What happens after a fascist regime ends? Will we want to remember who spoke up and who did not? Will we want to remember and punish those who did not say what we wanted them to say? Some of those who spoke up said all the wrong things, we say, and that was wrong because they were in power. They could have done something by doing the right thing.

I wrote this in January 2020, in a post reflecting on whether there exist reasonable grounds on which we could excuse someone for not speaking up against evil, in a time of evil, and whether, just as we are quick to identify and dismiss the more passive people in power, we also shrink the set of actions we accept as good or desirable. Since then a pandemic and many other disasters have visited the country, and most have yet to leave. In that post, I invoked the examples of three people, calling them K, H and L (there should have been no doubt who they really were, even if L refered to more than one person). This is what I had written of K:

K was a member of the government. He was a reasonable man and a smart man. He did not speak up at The Time. I imagine he did not want to upset his vengeful masters. I remember K as a good man because even though he did not speak up, he did a lot of good work when he was in the government. He advanced a variety of causes that people of my political persuasion would have appreciated if it weren’t for The Time being what it was.

Looking back from now, his name clearly belongs on the list of people who did not speak up.

But I know that if he had spoken up, he would have been removed from office and wouldn’t have been able to do all the other things that he did – things that continue to reap rewards to this day. These things probably did not make The Time end but then should they be discarded for this reason? To play the devil’s advocate: if K had spoken up against the government (assuming those were his views), the anti-fascist movement – such as it is – would have gained a prominent supporter, but his absence within government would have affected the prospects of those his department laboured for.

In fact, consider whether the policies he and his colleagues drew out to help whom they were paid to help in turn empowered those people to speak out with less risk to their jobs and lives.

Would it be unreasonable to expect resistance to work like we expect fundamental science to work: like trees, like the movement of continents, slowly but surely leading up to something great, which does not signal its value in flashing green lights as much as invites us take as much as we possibly can from it, in as many forms as we can imagine, in as much time as we need?

Between January 2020 and now, my impression of K has changed entirely. It seems extremely difficult for me to believe today that their actions – including their passivity in the face of a great abuse of power – could have been or are in good faith. Dr Balram Bhargava, the director-general of the Indian Council of Medical Research (ICMR), is not K, but a report published by the New York Times yesterday called Dr Bhargava out for crawling, after being asked to crawl, and modifying the ICMR’s communiqués on COVID-19 matters to suit Prime Minister Narendra Modi’s play-acted optimism that made his government’s response look effective, instead of the disaster that it was.
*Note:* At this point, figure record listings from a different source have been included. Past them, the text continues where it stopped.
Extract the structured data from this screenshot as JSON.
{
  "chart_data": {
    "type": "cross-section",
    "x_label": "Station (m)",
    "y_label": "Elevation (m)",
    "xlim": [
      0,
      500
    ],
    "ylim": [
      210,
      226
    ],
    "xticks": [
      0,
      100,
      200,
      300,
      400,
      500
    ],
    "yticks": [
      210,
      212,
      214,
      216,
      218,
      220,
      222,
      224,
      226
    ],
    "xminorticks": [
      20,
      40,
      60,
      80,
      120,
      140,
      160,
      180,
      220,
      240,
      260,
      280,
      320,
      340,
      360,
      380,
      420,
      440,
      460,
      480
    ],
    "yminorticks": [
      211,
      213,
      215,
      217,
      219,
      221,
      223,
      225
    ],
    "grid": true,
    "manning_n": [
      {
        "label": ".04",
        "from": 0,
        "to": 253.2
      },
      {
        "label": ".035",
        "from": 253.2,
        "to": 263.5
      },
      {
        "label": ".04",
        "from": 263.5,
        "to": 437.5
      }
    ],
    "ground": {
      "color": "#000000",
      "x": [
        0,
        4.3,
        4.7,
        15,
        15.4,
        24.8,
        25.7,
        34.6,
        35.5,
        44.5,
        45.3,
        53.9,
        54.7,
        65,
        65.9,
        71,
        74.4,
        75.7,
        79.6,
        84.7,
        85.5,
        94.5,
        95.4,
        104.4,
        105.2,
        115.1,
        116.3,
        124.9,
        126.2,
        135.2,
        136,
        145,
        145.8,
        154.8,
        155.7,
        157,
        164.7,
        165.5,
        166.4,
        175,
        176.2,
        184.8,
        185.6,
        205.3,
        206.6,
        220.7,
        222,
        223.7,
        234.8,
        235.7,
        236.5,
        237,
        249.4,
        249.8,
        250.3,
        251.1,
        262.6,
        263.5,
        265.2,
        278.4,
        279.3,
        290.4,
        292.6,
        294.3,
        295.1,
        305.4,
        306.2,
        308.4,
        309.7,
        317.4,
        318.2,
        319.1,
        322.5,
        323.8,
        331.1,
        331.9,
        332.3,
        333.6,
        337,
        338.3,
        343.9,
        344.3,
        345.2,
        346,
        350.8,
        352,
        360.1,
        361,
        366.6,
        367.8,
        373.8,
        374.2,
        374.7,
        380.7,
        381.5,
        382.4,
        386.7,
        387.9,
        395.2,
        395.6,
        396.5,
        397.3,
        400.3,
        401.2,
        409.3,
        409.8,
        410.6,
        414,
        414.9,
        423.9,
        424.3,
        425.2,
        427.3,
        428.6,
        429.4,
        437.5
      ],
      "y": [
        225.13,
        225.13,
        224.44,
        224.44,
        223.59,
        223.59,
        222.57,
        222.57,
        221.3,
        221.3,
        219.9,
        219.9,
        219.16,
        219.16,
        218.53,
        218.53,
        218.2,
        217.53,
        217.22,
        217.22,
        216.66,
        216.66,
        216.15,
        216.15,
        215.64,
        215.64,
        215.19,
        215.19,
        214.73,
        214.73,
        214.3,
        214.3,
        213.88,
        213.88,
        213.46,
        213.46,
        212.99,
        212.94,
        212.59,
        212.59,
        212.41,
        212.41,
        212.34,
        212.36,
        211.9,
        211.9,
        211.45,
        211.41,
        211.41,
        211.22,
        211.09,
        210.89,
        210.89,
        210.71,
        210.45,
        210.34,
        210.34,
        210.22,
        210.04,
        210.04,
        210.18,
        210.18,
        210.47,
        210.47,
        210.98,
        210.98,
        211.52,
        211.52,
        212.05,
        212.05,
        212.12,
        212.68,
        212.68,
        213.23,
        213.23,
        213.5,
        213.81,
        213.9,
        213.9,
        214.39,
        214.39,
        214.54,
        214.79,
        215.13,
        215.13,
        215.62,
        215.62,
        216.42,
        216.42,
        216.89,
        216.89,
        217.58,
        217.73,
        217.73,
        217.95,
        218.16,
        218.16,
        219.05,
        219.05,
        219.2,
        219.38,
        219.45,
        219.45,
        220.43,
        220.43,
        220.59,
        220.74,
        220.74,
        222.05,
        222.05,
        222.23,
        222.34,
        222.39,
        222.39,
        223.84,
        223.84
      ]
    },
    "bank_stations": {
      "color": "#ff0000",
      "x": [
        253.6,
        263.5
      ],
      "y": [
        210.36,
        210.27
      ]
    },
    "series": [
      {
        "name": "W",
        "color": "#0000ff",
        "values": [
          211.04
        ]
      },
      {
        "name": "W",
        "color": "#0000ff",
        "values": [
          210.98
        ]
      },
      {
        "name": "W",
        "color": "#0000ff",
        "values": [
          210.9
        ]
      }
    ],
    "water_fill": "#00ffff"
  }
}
The ICMR could have called the prime minister’s lies out – it knew his government was lying – but chose not to, and dismissed expert disagreement both within and without the body.
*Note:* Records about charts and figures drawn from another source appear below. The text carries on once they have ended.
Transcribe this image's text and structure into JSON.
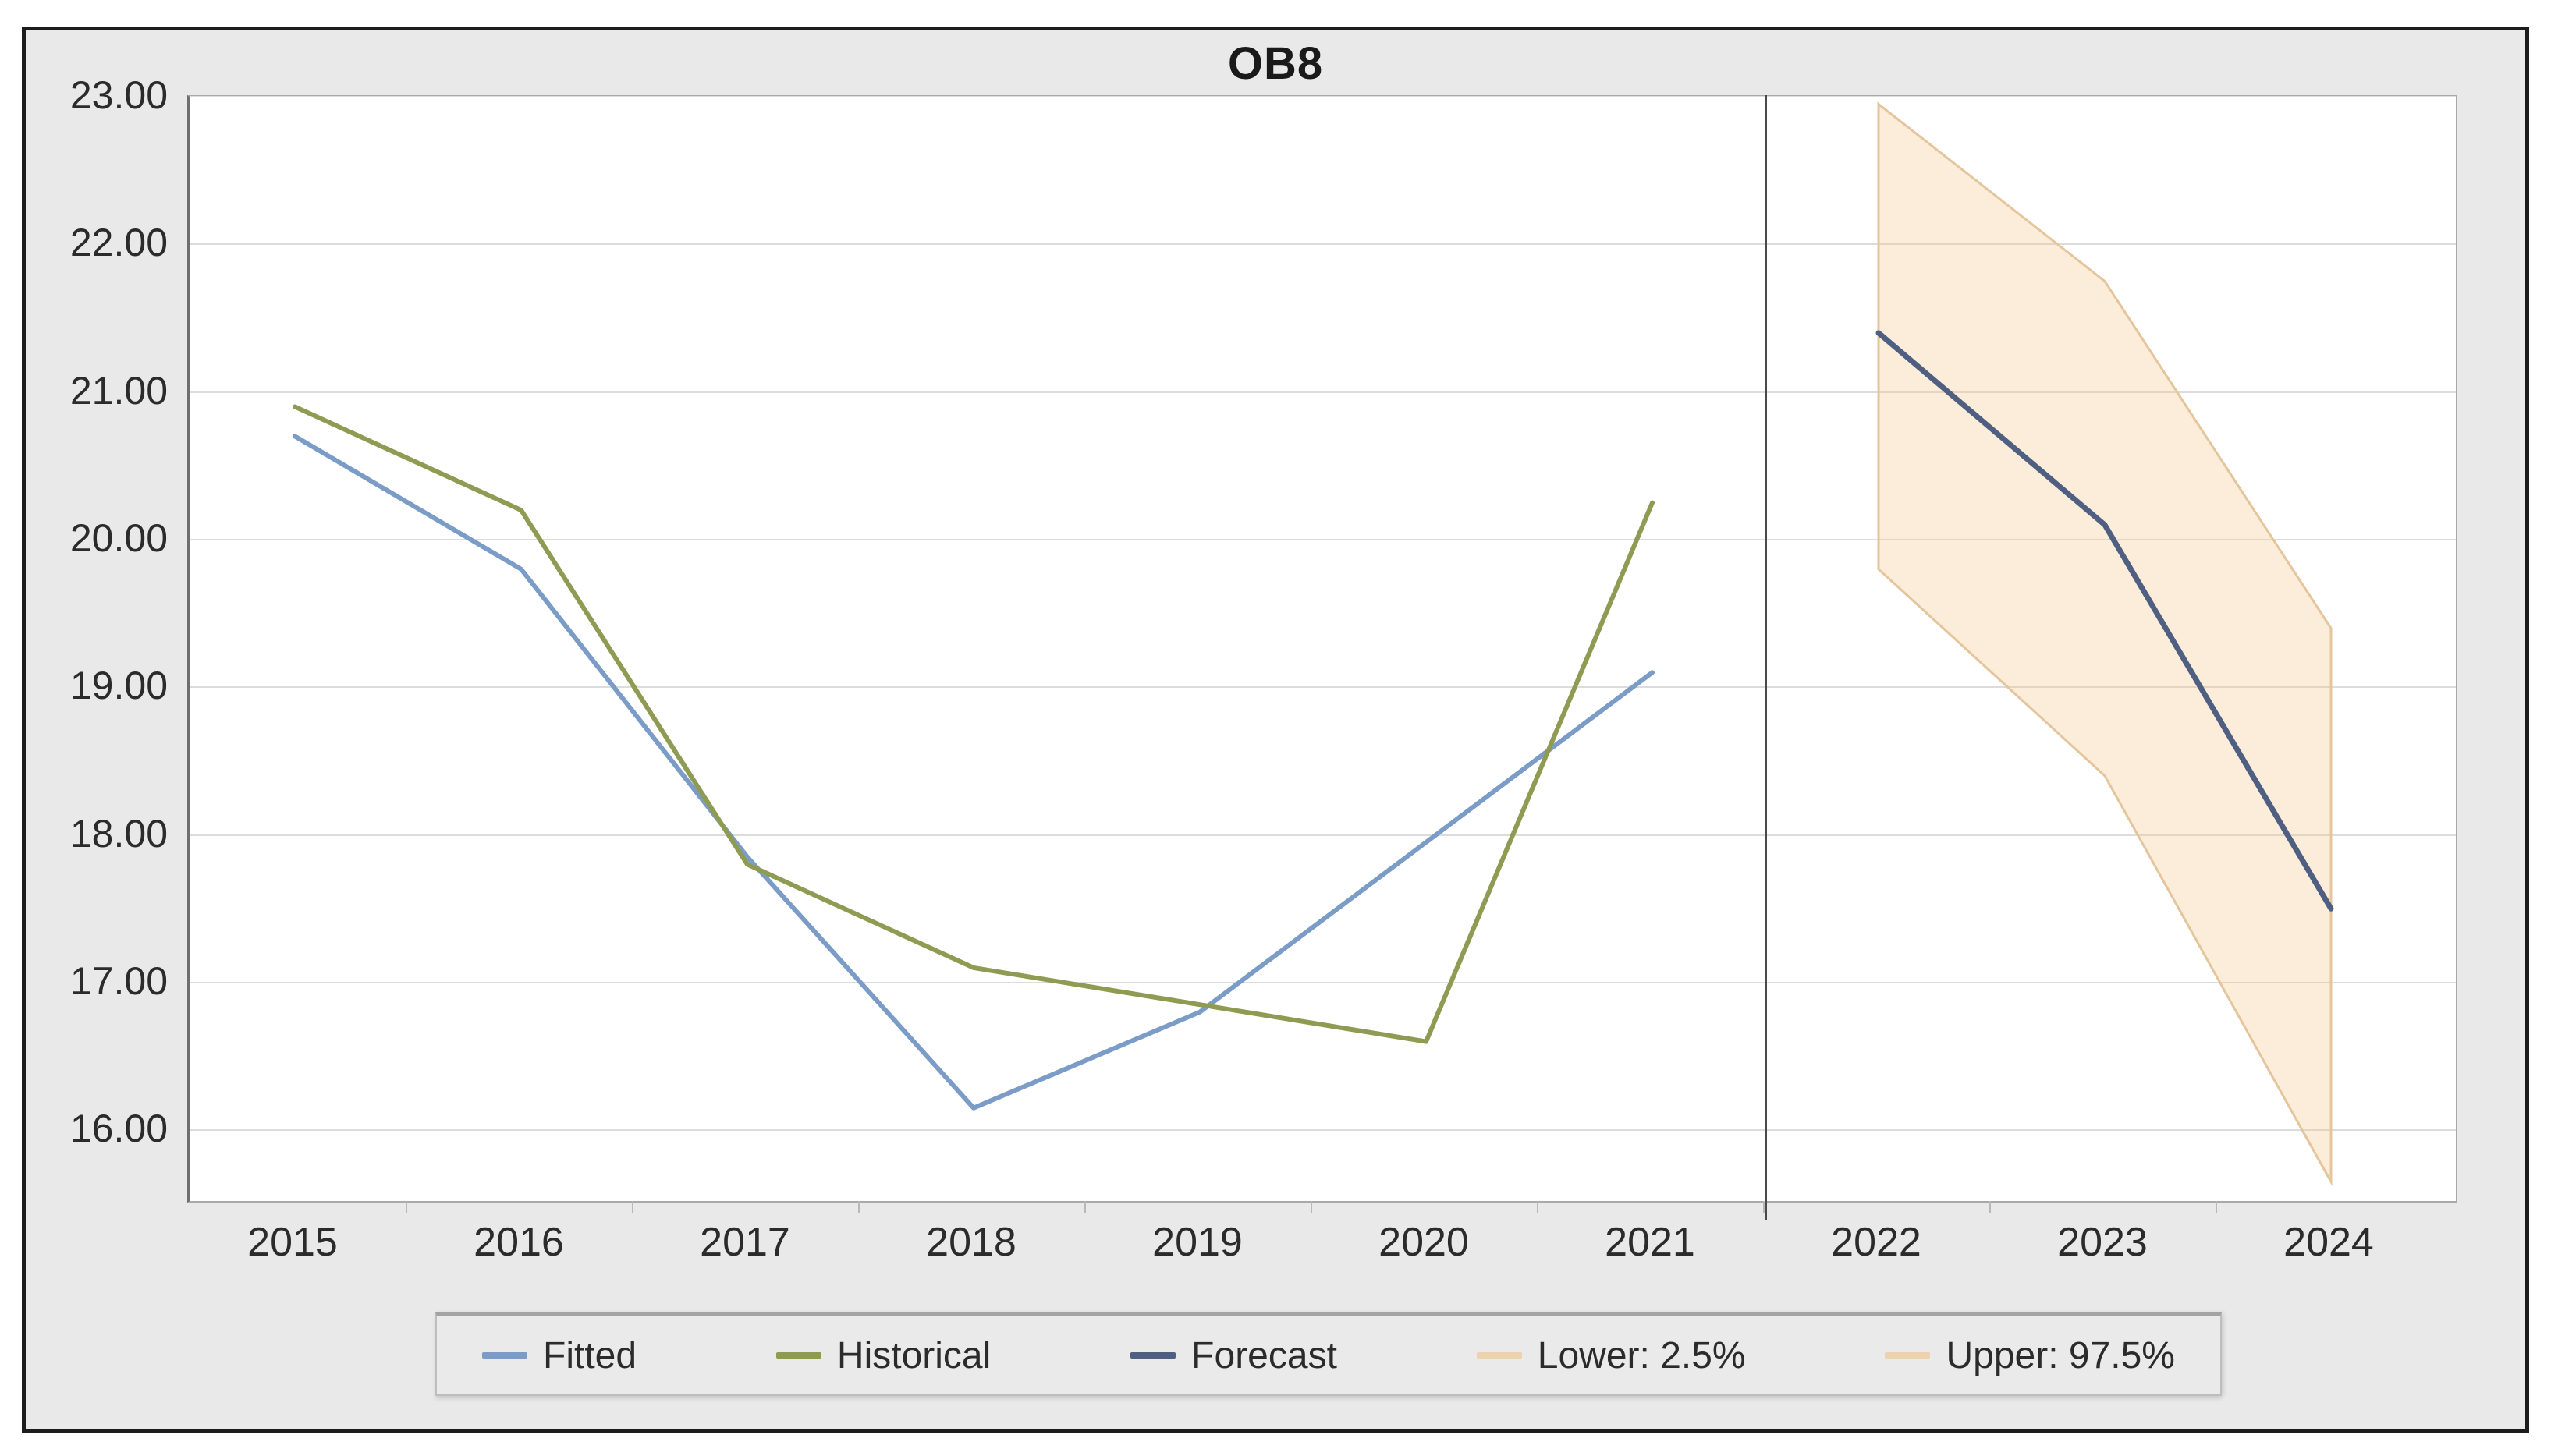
{
  "title": "OB8",
  "colors": {
    "fitted": "#7b9cc7",
    "historical": "#8f9b52",
    "forecast": "#4e5f82",
    "band_edge": "#e4c59c",
    "band_fill": "rgba(246,197,139,0.32)",
    "figure_background": "#e9e9e9",
    "plot_background": "#ffffff",
    "gridline": "#dcdcdc",
    "divider": "#4a4a4a"
  },
  "legend": {
    "items": [
      {
        "label": "Fitted",
        "color": "#7b9cc7",
        "swatch": "line"
      },
      {
        "label": "Historical",
        "color": "#8f9b52",
        "swatch": "line"
      },
      {
        "label": "Forecast",
        "color": "#4e5f82",
        "swatch": "line"
      },
      {
        "label": "Lower: 2.5%",
        "color": "#ecd2ae",
        "swatch": "line"
      },
      {
        "label": "Upper: 97.5%",
        "color": "#ecd2ae",
        "swatch": "line"
      }
    ]
  },
  "chart_data": {
    "type": "line",
    "title": "OB8",
    "x": [
      2015,
      2016,
      2017,
      2018,
      2019,
      2020,
      2021,
      2022,
      2023,
      2024
    ],
    "x_labels": [
      "2015",
      "2016",
      "2017",
      "2018",
      "2019",
      "2020",
      "2021",
      "2022",
      "2023",
      "2024"
    ],
    "y_ticks": [
      {
        "value": 23,
        "label": "23.00"
      },
      {
        "value": 22,
        "label": "22.00"
      },
      {
        "value": 21,
        "label": "21.00"
      },
      {
        "value": 20,
        "label": "20.00"
      },
      {
        "value": 19,
        "label": "19.00"
      },
      {
        "value": 18,
        "label": "18.00"
      },
      {
        "value": 17,
        "label": "17.00"
      },
      {
        "value": 16,
        "label": "16.00"
      }
    ],
    "ylim": [
      15.52,
      23.0
    ],
    "grid": "horizontal",
    "legend_position": "bottom",
    "forecast_divider_x": 2021.5,
    "series": [
      {
        "name": "Fitted",
        "color": "#7b9cc7",
        "role": "line",
        "x": [
          2015,
          2016,
          2017,
          2018,
          2019,
          2020,
          2021
        ],
        "values": [
          20.7,
          19.8,
          17.85,
          16.15,
          16.8,
          17.95,
          19.1
        ]
      },
      {
        "name": "Historical",
        "color": "#8f9b52",
        "role": "line",
        "x": [
          2015,
          2016,
          2017,
          2018,
          2019,
          2020,
          2021
        ],
        "values": [
          20.9,
          20.2,
          17.8,
          17.1,
          16.85,
          16.6,
          20.25
        ]
      },
      {
        "name": "Forecast",
        "color": "#4e5f82",
        "role": "line",
        "x": [
          2022,
          2023,
          2024
        ],
        "values": [
          21.4,
          20.1,
          17.5
        ]
      },
      {
        "name": "Lower: 2.5%",
        "color": "#e4c59c",
        "role": "band-lower",
        "x": [
          2022,
          2023,
          2024
        ],
        "values": [
          19.8,
          18.4,
          15.65
        ]
      },
      {
        "name": "Upper: 97.5%",
        "color": "#e4c59c",
        "role": "band-upper",
        "x": [
          2022,
          2023,
          2024
        ],
        "values": [
          22.95,
          21.75,
          19.4
        ]
      }
    ],
    "band_fill": "rgba(246,197,139,0.32)"
  }
}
By failing in exactly this fashion, the ICMR is not a scientific body, and if it claims to be, it will be peddling pseudoscience, no different from the Ministry of AYUSH. It is a PR agency specialised in the modification of press releases and media statements related to health research and care. There is a particularly egregious line from the New York Times‘s report, quoted thus in The Wire Science:

Bhargava also directed scientists in late July 2020 to withhold data from the country’s first seroprevalence survey, which showed that infection rates were high in many cities. In a July 25 email that the New York Times said it had reviewed, Bhargava said “I have not got approval” to publish the data. “You are sitting in an ivory tower and not understanding the sensitivity… I am sincerely disappointed.”
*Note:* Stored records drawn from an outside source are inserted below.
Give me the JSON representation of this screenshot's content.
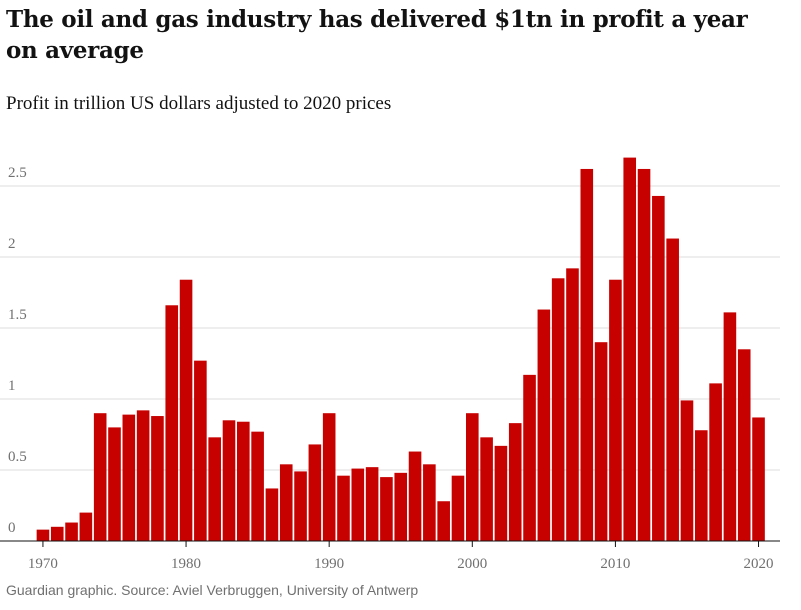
{
  "chart_data": {
    "type": "bar",
    "title": "The oil and gas industry has delivered $1tn in profit a year on average",
    "subtitle": "Profit in trillion US dollars adjusted to 2020 prices",
    "source": "Guardian graphic. Source: Aviel Verbruggen, University of Antwerp",
    "x": [
      1970,
      1971,
      1972,
      1973,
      1974,
      1975,
      1976,
      1977,
      1978,
      1979,
      1980,
      1981,
      1982,
      1983,
      1984,
      1985,
      1986,
      1987,
      1988,
      1989,
      1990,
      1991,
      1992,
      1993,
      1994,
      1995,
      1996,
      1997,
      1998,
      1999,
      2000,
      2001,
      2002,
      2003,
      2004,
      2005,
      2006,
      2007,
      2008,
      2009,
      2010,
      2011,
      2012,
      2013,
      2014,
      2015,
      2016,
      2017,
      2018,
      2019,
      2020
    ],
    "values": [
      0.08,
      0.1,
      0.13,
      0.2,
      0.9,
      0.8,
      0.89,
      0.92,
      0.88,
      1.66,
      1.84,
      1.27,
      0.73,
      0.85,
      0.84,
      0.77,
      0.37,
      0.54,
      0.49,
      0.68,
      0.9,
      0.46,
      0.51,
      0.52,
      0.45,
      0.48,
      0.63,
      0.54,
      0.28,
      0.46,
      0.9,
      0.73,
      0.67,
      0.83,
      1.17,
      1.63,
      1.85,
      1.92,
      2.62,
      1.4,
      1.84,
      2.7,
      2.62,
      2.43,
      2.13,
      0.99,
      0.78,
      1.11,
      1.61,
      1.35,
      0.87
    ],
    "color": "#c70000",
    "xlim": [
      1967,
      2021.5
    ],
    "xticks": [
      1970,
      1980,
      1990,
      2000,
      2010,
      2020
    ],
    "ylim": [
      0,
      2.75
    ],
    "yticks": [
      0,
      0.5,
      1,
      1.5,
      2,
      2.5
    ],
    "grid": true
  }
}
Here is a man who has the gall to express disappointment that someone else did the right thing – in normal circumstances, the perfectly banal right thing – by choosing to not have observational data ‘reviewed’ (whatever that means) by someone who has no need to ‘review’ it. Under Dr Bhargava’s leadership, the ICMR has actively misled people about India’s COVID-19 epidemic, by failing to present scientific data because that was politically inconvenient, by endorsing drugs and therapies because that was politically convenient, by lying to itself and others – and now, who knows what else it has lied about. (Let’s use Bhargava’s name along with the ‘Dr’ honorific to reiterate that him being highly educated didn’t prevent him from being corrupt.)

Since “early 2020”, when the newspaper said political pressure on the ICMR’s offices increased, and today, the ICMR has been the PMO’s press office. And if K – or anyone else like him – continues to stay in this government hoping to “do good”, it will mean that their efforts thus far have seemingly amounted to squat (thousands have died not by the disease but by the state’s complacency), and that they can no longer claim any ignorance in abetting the malignant narcissism of the Supreme Leader.